20241225 Wednesday, December 25, 2024 Christmas in Antigua
We pulled our curtains back to see the ship sailing into the cruise ship harbor of Antigua. The locals really want to make sure you pronounce it Ann-Tea-Gah, and not Ann-Tea-Gwah. Although the Spaniards would pronounce it the latter way, it was the British Empire that colonized and held it first, so they insist on mispronouncing it the British way. That would tend to fit in with an imperialist colonizer frame of mind.
We were greeted with ideal Caribbean weather with a temperature in the low to mid 80’s and only scattered high clouds overhead.
Our Princess Excursion started with a bit of a flat walk from the cruise ship pier to a parking lot just shy of a quarter mile walk. There was a couple in our tour group for which this nearly did them in. They also had to struggle each time to climb into and out of the small Toyota tour bus which accommodated 18 passengers.
The cruise ships dock in St John, which is the capital city of Antigua and Barbuda. It is on the north side of the island. The main tourist attractions are the 365 beaches that circle the island and historical British naval facilities on the south side of the island in Falmouth, so our bus drove us across the center of the island. We drove past two church landmarks- a pink church (Our Lady of Perpetual Help Roman Catholic Church), and a green limestone church (St Barnabas Anglican Church).
There is also a multimedia theater that had a collection of video screens and dioramas circling the room with swiveling stools in the center for viewers to sit upon. This presentation covered the anthropological history from original occupation by Arawak Indians from South America, to the later colonization by the British, who in turn brought African slaves to work the sugar plantations which was the primary source for wealth at the time. Slavery was eventually abolished, and Antigua and Barbuda also eventually gained independence from Britain. Today, tourism is its primary source of revenue. The tour guide was proud to point out that education and healthcare are all provided for free for citizens.
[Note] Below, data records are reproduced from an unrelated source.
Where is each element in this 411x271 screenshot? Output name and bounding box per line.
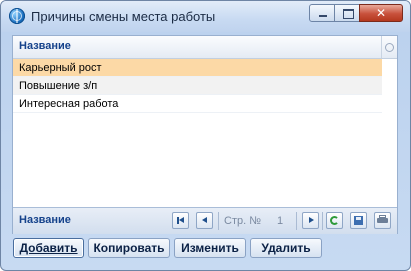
next-page-icon	[303, 213, 318, 228]
table-row[interactable]: Повышение з/п	[13, 77, 382, 95]
first-page-button[interactable]	[172, 212, 189, 229]
copy-button[interactable]: Копировать	[88, 238, 170, 258]
maximize-icon	[335, 5, 359, 21]
dialog-window: Причины смены места работы ✕ Название Ка…	[0, 0, 411, 271]
grid-header: Название	[13, 36, 397, 59]
column-settings-icon[interactable]	[381, 36, 397, 58]
close-icon: ✕	[375, 6, 387, 20]
grid-panel: Название Карьерный рост Повышение з/п Ин…	[12, 35, 398, 234]
close-button[interactable]: ✕	[359, 4, 403, 22]
delete-button[interactable]: Удалить	[250, 238, 322, 258]
footer-field-label: Название	[19, 214, 71, 226]
title-bar[interactable]: Причины смены места работы ✕	[1, 1, 410, 32]
minimize-button[interactable]	[309, 4, 335, 22]
maximize-button[interactable]	[334, 4, 360, 22]
table-row[interactable]: Карьерный рост	[13, 59, 382, 77]
page-number[interactable]: 1	[277, 215, 283, 227]
grid-footer: Название Стр. № 1	[13, 207, 397, 234]
first-page-icon	[173, 213, 188, 228]
window-title: Причины смены места работы	[31, 9, 216, 24]
next-page-button[interactable]	[302, 212, 319, 229]
edit-button[interactable]: Изменить	[174, 238, 246, 258]
toolbar-separator	[296, 212, 297, 230]
table-row[interactable]: Интересная работа	[13, 95, 382, 113]
toolbar-separator	[218, 212, 219, 230]
print-icon	[377, 215, 388, 223]
refresh-button[interactable]	[326, 212, 343, 229]
toolbar-separator	[322, 212, 323, 230]
column-header-name[interactable]: Название	[19, 40, 71, 52]
print-button[interactable]	[374, 212, 391, 229]
page-label: Стр. №	[224, 215, 262, 227]
refresh-icon	[330, 216, 339, 225]
globe-icon	[9, 8, 25, 24]
prev-page-icon	[197, 213, 212, 228]
save-button[interactable]	[350, 212, 367, 229]
save-icon	[354, 216, 363, 225]
add-button[interactable]: Добавить	[13, 238, 84, 258]
minimize-icon	[310, 5, 334, 21]
add-button-label: Добавить	[19, 241, 78, 255]
prev-page-button[interactable]	[196, 212, 213, 229]
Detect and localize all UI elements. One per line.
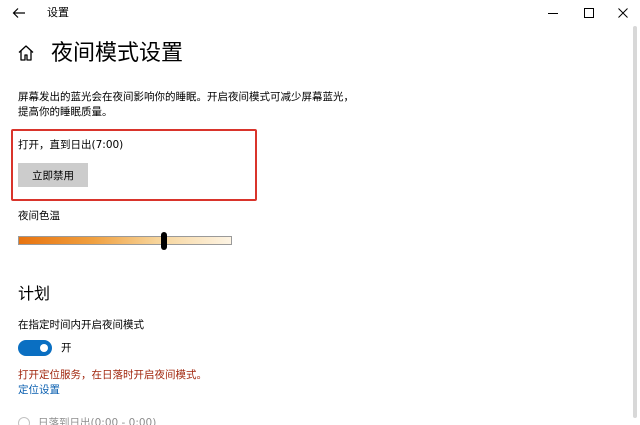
description-line-1: 屏幕发出的蓝光会在夜间影响你的睡眠。开启夜间模式可减少屏幕蓝光， <box>18 91 354 103</box>
home-icon <box>18 45 34 61</box>
radio-button[interactable] <box>18 417 30 425</box>
disable-now-button[interactable]: 立即禁用 <box>18 163 88 187</box>
schedule-section-title: 计划 <box>18 284 51 303</box>
toggle-state-label: 开 <box>61 342 72 354</box>
page-title: 夜间模式设置 <box>51 41 184 66</box>
slider-thumb[interactable] <box>161 232 167 250</box>
description-text: 屏幕发出的蓝光会在夜间影响你的睡眠。开启夜间模式可减少屏幕蓝光， 提高你的睡眠质… <box>18 90 378 120</box>
color-temperature-label: 夜间色温 <box>18 210 60 222</box>
radio-label: 日落到日出(0:00 - 0:00) <box>38 416 157 425</box>
location-settings-link[interactable]: 定位设置 <box>18 383 60 398</box>
night-mode-status: 打开，直到日出(7:00) <box>18 139 124 151</box>
description-line-2: 提高你的睡眠质量。 <box>18 106 113 118</box>
color-temperature-slider[interactable] <box>18 236 232 245</box>
scrollbar[interactable] <box>633 26 637 418</box>
back-arrow-icon <box>12 8 25 18</box>
minimize-icon <box>548 13 558 14</box>
sunset-sunrise-option[interactable]: 日落到日出(0:00 - 0:00) <box>18 415 156 425</box>
maximize-icon <box>584 8 594 18</box>
schedule-toggle-label: 在指定时间内开启夜间模式 <box>18 319 144 331</box>
home-button[interactable] <box>16 43 36 63</box>
back-button[interactable] <box>8 3 30 23</box>
app-title: 设置 <box>47 6 69 19</box>
title-bar: 设置 <box>0 0 640 26</box>
close-button[interactable] <box>600 0 640 26</box>
settings-window: 设置 夜间模式设置 屏幕发出的蓝光会在夜间影响你的睡眠。开启夜间模式可减少屏幕蓝… <box>0 0 640 425</box>
close-icon <box>618 8 628 18</box>
toggle-knob <box>40 344 48 352</box>
schedule-toggle[interactable] <box>18 340 52 356</box>
location-warning: 打开定位服务，在日落时开启夜间模式。 <box>18 369 207 381</box>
The next stop was on a nearby hill called Shirley Heights, another old military site. It is surprising to see so many ruins around the island consisting of crumbling limestone foundations and collapsed walls. Some are in the process of restoration, but the majority look closer to ancient Roman ruins than modern day structures.
Between Shirley Heights and the Nelson Dockyards was Clarence House, an imposing colonial structure on the hillside overlooking the Nelson Dockyards. Princess Margaret was supposed to spend a honeymoon there, but ended up getting chased out by paparazzi after just one night. She escaped to nearby Barbuda, which was much less accessible. The British Royals did like to spend a lot of time in Barbuda which has a famous pink beach, formed from pink shells.
Nelson Dockyard is well sheltered from hurricanes so historic buildings from the 18th and early 19th century are the rule rather than the exception. The dockyard was once used to service British naval vessels and one of the biggest tasks was scraping off the hulls. Laborers were paid either 2 pints of rum or a gallon of beer to do the work. Needless to say, they weren’t terribly quick or efficient at the work. We did get a cup of rum punch and had a chance to wander through the museum before reboarding the bus back to the ship.
Because it was Christmas, even though the ship docks in downtown St. John, most of the shops and restaurants were closed. We were fortunate that the Nelson Dockyard museum was open for us on our excursion. This didn’t stop John from walking around the town, but the rest of us headed back on the ship to cool off and then had lunch.
We did manage to get to the 4PM trivia, along with Katherine and the boys. We missed winning by 2 points, but there were two winning teams so they had a tie breaker of what temperature is optimal for the extraction of coffee from beans achieved at. The answer was 177˚F.
The ship announced that someone had left a large bag of gifts in the Piazza and would a Mr. S. Claus please come to the passenger services desk to claim them. Then at 5PM Santa came down the spiral staircase to greet a very long line of children who had cued up in the Piazza to meet him. All children 17 and under were welcome to receive a gift from Santa, although we don’t know what Santa gave them. There were also plenty of older passengers in line just to have their photos taken with Santa.
We got into our formal clothes one last time and had Christmas dinner. The menu featured a roast turkey dinner, ham dinner, beef tenderloin, and lobster thermador. Although we didn’t order the lobster, our waiter brought out an extra plate for our table to share, which was very kind of him.
The Princess Theater had a variety Christmas show featuring an encore by the sand shadow artist, a performance by the Production cast vocalists, a number by the ship’s string duo and Irish pub duo (entertainers who we hadn’t seen perform yet on the ship) and a skit by some of the Cruise director entertainment staff. The back stage and lighting crew even got to show off their production values with a Christmas light show.
From the theater, we stopped by the gelato shop and then did a quick FaceTime with Ciara and Tom’s family to wish them a Merry Christmas as they were just setting out dishes for their Christmas feast.
Tomorrow we arrive in St Kitts, where one of John’s college room mate’s wife is from. She is an ER physician in New Jersey, but is spending the holidays with her family in St. Kitts. They will meet us in port and give a locals tour.